Ces questions peuvent aussi être posées à l’Union européenne, également compromise par sa collaboration sans nuages avec M. Ben Ali et M. Moubarak. Incapable de prendre la moindre distance à l’égard des dictateurs, multipliant les accords avec un gouvernement israélien hostile à toute paix, promotrice d’une politique néolibérale qui a contribué à la pauvreté et à la corruption massive des pays du Sud de la Méditerranée, osera-t-elle tenir enfin compte de la « rue arabe », qui, miracle, n’est pas composée de barbus fanatiques et de femmes en burqa ? Ou peut-être faudra-t-il, comme y invite l’intellectuel libanais Georges Corm, que la société civile du Nord prenne exemple sur la « rue arabe », « qu’elle élève à son tour le niveau de contestation de la redoutable oligarchie néolibérale qui appauvrit les économies européennes, n’y crée pas suffisamment d’opportunités d’emplois et précarise chaque année un plus grand nombre d’Européens de toutes les nationalités. Cette évolution négative s’est, elle aussi, faite au bénéfice de la petite couche de “manageurs” dont les rémunérations annuelles accaparent toujours plus la richesse nationale ».
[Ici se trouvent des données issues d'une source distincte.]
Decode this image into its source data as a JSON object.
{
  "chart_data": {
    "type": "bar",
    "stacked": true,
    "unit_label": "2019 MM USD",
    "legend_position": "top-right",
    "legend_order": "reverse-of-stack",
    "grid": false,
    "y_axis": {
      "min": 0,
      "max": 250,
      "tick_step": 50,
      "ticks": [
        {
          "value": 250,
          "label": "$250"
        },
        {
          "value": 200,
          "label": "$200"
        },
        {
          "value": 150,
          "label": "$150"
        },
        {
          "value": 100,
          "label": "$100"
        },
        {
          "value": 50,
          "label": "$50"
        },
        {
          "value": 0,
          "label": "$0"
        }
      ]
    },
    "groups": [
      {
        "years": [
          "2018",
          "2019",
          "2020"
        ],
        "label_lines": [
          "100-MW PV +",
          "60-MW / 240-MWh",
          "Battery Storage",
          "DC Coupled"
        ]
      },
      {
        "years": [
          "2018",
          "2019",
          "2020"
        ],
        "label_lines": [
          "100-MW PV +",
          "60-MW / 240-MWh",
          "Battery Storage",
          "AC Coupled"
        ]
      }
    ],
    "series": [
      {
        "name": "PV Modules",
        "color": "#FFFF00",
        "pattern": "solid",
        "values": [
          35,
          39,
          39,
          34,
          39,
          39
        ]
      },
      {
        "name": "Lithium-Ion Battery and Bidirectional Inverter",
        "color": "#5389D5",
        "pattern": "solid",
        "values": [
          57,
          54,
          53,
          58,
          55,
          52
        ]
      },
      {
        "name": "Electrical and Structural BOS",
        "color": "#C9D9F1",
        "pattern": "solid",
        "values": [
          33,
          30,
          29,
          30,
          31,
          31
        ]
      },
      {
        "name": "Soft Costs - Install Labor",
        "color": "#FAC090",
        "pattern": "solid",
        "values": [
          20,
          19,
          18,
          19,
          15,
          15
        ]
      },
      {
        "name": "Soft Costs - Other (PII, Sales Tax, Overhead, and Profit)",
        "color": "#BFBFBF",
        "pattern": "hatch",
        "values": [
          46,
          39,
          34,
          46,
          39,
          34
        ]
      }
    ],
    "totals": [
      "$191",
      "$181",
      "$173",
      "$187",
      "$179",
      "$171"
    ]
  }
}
En quelques années, le monde est devenu polycentrique. Chaque grand pays, du Brésil à la Chine, de l’Inde à l’Afrique du Sud, cherche sa place, non pas contre l’Occident, ni à son service, mais à côté, voulant défendre ses intérêts propres. Ainsi, la Turquie, membre de l’Organisation du traité de l’Atlantique nord (OTAN), alliée des Etats-Unis, joue un rôle régional croissant en faisant preuve d’indépendance sur le dossier du nucléaire iranien ou sur la Palestine . Le Maghreb et le Proche-Orient cherchent, à leur tour, à rejoindre ce mouvement planétaire. « Ce que les peuples de la région demandent, analyse Graham Fuller, ancien de la CIA et auteur de The Future of political islam, c’est de pouvoir contrôler leur vie et leur destin. (…) A court terme, cela suppose une médication sévère : Washington doit prendre du champ et laisser les sociétés à elles-mêmes, mettre fin à la longue politique d’infantilisation des peuples du Proche-Orient (…) sur la base d’une vision myope des “intérêts américains” . »

« Ni Est, ni Ouest », scandaient les manifestants iraniens en 1979, affirmant leur volonté de confrontation aussi bien avec les Etats-Unis qu’avec l’Union soviétique. « Ni avec l’Occident, ni contre lui », pourraient crier les manifestants d’aujourd’hui à travers le monde arabe, qui affirment une volonté d’indépendance et de souveraineté dans un monde qu’ils savent multipolaire. Ils jugeront l’Occident à sa capacité à défendre les principes de justice et de droit international partout dans le monde, et notamment en Palestine. Mais ils n’accepteront plus que leur gouvernement utilise la lutte contre l’Occident pour imposer la dictature.